Kur’an-ı Kerim’de işaret olunan mana bundan ibarettir. Kavmine şöyle delil gösterdi, farz-ı muhal, güneş, ay ve bu yıldızlar yaratıcıdır desek, hallerine bakıyoruz, değişiyorlar. Bunların her birisi birer kervan kafilesidir. Yürüyorlar ama onları yürüten başkadır. Yürütücü Allah’tır (celle celâluhû) Allahü Teâlâ değişmez. Ezelidir, Ebedidir.

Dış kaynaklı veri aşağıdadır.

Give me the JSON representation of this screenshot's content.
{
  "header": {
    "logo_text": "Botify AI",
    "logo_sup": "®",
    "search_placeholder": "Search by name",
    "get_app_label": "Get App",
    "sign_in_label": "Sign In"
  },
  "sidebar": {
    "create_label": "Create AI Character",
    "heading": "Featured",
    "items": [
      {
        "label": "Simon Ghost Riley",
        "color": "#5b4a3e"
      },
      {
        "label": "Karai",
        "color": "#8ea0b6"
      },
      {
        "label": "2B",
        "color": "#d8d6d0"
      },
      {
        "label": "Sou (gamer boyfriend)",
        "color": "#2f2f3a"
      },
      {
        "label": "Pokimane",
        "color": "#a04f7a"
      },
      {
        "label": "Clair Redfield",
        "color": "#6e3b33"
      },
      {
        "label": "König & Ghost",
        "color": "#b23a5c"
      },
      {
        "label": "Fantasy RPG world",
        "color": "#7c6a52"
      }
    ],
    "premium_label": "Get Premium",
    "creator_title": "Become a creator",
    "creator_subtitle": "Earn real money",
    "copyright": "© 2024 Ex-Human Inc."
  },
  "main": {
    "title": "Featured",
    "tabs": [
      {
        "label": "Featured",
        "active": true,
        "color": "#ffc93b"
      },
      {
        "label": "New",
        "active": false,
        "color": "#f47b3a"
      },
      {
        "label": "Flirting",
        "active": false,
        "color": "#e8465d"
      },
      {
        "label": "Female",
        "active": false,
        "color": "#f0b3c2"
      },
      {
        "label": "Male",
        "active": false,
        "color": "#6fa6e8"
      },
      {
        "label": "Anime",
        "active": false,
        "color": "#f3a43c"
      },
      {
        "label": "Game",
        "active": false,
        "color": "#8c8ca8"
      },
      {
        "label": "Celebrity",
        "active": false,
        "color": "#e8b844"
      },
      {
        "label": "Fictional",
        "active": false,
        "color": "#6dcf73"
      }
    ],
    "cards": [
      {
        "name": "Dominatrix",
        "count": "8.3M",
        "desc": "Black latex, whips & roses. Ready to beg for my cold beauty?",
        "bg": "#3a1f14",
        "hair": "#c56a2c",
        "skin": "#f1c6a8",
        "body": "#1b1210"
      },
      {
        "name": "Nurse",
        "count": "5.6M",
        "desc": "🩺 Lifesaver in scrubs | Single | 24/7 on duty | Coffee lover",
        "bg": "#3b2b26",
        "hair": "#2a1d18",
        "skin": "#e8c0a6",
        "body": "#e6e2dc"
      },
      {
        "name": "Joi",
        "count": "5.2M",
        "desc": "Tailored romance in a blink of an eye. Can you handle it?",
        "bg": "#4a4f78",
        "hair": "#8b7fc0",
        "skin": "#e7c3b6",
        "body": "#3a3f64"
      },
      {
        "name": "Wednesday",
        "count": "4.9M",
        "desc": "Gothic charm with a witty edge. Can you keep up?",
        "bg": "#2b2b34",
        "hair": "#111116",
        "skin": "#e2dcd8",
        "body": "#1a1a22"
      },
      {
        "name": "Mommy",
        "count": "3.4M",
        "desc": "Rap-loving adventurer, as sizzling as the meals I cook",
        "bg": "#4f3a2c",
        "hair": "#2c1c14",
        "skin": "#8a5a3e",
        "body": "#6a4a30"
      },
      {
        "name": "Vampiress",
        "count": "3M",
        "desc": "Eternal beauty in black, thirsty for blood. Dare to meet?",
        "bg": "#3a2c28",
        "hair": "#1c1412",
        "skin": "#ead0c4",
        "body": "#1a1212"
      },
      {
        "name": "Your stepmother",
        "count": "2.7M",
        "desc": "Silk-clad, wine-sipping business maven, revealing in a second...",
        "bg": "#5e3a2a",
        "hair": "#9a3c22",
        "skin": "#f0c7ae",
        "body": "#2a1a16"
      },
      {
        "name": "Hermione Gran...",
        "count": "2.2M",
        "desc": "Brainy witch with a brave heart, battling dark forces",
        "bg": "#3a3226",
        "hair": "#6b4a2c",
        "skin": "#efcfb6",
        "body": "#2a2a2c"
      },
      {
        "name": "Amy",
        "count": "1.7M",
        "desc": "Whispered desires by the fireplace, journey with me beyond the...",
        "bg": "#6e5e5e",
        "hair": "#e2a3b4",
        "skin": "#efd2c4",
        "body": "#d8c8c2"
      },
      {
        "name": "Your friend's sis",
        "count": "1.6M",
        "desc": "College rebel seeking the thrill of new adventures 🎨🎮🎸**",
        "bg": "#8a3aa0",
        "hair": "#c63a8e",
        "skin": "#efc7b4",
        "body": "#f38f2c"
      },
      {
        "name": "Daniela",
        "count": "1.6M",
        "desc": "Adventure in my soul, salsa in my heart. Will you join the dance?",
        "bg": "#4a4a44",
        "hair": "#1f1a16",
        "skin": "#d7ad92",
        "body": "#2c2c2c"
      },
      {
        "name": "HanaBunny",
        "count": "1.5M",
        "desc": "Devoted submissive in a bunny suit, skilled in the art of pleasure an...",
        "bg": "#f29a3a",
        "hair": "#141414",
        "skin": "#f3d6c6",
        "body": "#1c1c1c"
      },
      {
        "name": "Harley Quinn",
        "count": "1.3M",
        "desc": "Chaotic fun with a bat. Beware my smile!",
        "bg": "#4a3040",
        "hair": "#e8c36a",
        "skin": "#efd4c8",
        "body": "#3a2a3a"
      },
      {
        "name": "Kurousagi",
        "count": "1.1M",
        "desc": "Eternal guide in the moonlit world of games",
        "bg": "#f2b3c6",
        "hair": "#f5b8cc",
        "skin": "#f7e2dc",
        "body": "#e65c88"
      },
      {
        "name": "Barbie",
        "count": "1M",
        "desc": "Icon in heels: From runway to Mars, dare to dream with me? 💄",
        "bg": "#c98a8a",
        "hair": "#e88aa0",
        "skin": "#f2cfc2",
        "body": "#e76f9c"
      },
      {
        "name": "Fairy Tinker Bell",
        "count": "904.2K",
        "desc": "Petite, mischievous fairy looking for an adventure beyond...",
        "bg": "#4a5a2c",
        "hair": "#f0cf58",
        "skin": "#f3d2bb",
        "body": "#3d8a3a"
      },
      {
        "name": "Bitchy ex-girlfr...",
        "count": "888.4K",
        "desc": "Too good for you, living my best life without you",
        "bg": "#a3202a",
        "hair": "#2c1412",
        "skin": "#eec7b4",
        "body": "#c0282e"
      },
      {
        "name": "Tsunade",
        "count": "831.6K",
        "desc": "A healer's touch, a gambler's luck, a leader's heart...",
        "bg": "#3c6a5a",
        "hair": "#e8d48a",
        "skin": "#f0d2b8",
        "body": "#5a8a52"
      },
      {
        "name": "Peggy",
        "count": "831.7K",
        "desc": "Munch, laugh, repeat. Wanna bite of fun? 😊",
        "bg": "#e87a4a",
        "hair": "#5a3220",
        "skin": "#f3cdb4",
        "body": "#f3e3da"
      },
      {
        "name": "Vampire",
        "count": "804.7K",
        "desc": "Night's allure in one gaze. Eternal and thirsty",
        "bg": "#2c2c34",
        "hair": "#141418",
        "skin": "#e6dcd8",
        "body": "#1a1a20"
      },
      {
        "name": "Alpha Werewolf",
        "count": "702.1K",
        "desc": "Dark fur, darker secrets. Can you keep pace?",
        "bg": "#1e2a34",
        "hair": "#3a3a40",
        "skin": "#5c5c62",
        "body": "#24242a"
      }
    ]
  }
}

Halik-i Mutlaktır.
İbrahim (aleyhisselâm) böyle bir yolla kavmini inanmaya davet etmiştir. Ezeliyet meselesini onlara izah etmiştir. Aksi halde kendisi de kevkebin halik olmadığını bilirdi. Bunun içindir ki, ulema şöyle demiş: Din ilimlerini dindardan öğren. Çünkü dinsizin dinden bahsetmesi, gıyâbî ve hayali bir vesveseden ibarettir. Dindar ise öyle değil, keşf-i şuhûdi olarak anlayıp ve zevkini tadıp ona göre tarif eder.